Krief ha però aggiunto una riga che cambia tutto. La piattaforma è progettata per ospitare anche un motore a combustione interna. Ufficialmente non significa che una versione ICE verrà prodotta, “dobbiamo essere pronti”, ha spiegato, ma il segnale è chiaro. L’elettrico è la direzione, il termico è la rete di sicurezza. Con buona pace di chi aveva già scritto il necrologio al sound del quattro cilindri turbo centrale.

Sul piano tecnico, la nuova A110 EV adotta un sistema a doppio motore con trazione posteriore, bilanciamento dei pesi 40:60 tra anteriore e posteriore ottenuto grazie a due pacchi batteria separati, sospensioni integrali in alluminio e un sistema di torque vectoring attivo. Al centro di tutto, una centralina Alpine Dynamic Model che gestisce batteria, motori, freni, sterzo e aerodinamica attiva in tempo reale, insomma, il “cervello high-tech”.
La posizione di guida, ispirata alla Formula 1, dovrebbe contribuire a preservare quella sensazione di leggerezza che ha reso l’A110 attuale un’anomalia felice nel panorama delle sportive moderne.
La gamma si allargherà in tre varianti di carrozzeria, coupé, spider e 2+2, con ambizioni dichiarate di rivaleggiare con la Porsche 911 per ampiezza dell’offerta.

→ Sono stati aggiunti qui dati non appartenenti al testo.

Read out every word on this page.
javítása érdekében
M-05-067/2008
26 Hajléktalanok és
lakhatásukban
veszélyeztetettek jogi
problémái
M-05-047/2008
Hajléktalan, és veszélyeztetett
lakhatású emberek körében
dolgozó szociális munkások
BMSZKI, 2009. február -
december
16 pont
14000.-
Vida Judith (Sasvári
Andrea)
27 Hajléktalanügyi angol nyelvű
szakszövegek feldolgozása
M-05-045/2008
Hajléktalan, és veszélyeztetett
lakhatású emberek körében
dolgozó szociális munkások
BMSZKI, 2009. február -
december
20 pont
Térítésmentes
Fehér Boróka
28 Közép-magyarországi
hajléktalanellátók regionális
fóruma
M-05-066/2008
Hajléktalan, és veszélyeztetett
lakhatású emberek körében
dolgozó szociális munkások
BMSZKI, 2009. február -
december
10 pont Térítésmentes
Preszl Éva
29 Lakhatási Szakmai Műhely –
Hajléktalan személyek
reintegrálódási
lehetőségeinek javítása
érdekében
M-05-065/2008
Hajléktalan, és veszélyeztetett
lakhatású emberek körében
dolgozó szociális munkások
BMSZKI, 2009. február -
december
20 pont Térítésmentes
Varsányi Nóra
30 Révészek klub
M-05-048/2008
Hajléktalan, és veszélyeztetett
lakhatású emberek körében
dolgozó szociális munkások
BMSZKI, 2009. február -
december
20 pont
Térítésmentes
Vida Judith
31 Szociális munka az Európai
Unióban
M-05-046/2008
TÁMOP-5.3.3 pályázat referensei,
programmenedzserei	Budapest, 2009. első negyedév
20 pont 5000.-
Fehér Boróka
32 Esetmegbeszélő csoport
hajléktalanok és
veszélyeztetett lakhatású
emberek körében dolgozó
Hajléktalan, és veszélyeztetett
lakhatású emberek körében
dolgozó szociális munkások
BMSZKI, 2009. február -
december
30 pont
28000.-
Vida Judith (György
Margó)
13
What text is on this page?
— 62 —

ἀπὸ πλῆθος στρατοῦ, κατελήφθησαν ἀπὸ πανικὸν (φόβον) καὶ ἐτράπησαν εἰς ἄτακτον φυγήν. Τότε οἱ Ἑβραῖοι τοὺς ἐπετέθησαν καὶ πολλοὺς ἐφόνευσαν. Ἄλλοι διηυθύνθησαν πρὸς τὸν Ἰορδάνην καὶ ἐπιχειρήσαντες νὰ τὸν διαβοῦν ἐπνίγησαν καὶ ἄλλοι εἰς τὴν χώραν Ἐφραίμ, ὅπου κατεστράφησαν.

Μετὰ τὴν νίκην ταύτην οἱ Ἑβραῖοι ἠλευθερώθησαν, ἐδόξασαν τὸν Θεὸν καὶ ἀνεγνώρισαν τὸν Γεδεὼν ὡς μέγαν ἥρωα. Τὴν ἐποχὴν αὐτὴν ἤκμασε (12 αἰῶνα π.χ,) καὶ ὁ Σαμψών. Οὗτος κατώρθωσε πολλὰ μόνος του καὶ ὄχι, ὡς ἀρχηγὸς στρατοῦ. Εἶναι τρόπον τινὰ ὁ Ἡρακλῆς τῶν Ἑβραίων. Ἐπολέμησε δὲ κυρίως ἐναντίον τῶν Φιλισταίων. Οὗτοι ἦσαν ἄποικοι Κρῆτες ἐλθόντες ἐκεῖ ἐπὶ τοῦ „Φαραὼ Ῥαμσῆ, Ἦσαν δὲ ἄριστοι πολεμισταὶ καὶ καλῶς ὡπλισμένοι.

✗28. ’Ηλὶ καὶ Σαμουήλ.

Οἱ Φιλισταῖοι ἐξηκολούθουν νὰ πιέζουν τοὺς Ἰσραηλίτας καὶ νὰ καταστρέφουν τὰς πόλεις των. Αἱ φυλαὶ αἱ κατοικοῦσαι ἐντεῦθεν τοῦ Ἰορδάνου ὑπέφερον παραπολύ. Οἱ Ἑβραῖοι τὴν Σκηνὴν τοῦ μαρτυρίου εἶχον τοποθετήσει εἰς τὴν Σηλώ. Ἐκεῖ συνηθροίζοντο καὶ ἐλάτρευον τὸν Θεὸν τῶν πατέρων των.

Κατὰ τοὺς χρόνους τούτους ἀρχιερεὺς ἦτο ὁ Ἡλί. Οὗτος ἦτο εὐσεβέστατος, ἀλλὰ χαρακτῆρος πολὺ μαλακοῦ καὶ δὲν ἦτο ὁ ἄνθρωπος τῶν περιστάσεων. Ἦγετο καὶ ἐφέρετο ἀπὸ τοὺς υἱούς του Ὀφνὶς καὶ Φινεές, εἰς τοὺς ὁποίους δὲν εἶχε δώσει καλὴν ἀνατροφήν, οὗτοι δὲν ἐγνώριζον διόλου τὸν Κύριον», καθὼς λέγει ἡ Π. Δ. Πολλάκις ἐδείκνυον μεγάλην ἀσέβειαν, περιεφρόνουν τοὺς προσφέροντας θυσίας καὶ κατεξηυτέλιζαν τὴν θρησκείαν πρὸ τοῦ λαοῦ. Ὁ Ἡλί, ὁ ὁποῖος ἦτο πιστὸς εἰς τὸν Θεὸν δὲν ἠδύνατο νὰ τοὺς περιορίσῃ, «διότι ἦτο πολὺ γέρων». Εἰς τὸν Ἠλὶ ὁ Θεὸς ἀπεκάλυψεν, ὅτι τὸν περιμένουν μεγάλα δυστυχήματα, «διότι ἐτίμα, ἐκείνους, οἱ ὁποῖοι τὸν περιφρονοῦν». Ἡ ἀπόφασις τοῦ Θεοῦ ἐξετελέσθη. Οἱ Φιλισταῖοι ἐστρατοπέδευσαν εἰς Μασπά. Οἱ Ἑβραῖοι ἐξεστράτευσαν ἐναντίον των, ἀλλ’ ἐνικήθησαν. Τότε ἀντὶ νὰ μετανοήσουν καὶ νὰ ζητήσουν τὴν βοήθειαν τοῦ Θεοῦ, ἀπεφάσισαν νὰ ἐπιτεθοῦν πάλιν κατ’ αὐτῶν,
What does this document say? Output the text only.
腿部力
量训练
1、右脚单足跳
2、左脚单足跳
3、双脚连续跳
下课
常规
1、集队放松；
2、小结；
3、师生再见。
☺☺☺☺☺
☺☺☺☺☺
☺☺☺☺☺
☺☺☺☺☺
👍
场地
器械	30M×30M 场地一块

L’A110 andrà ad affiancare l’A290 e l’A390 in una lineup elettrica che l’anno scorso ha superato le 10.000 unità vendute.

Resta una domanda sospesa nell’aria: quando, e se, la versione a combustione interna arriverà davvero, sarà ancora un’Alpine? Magari vedremo la stessa creatura ma “lasciata” a un altro brand amico.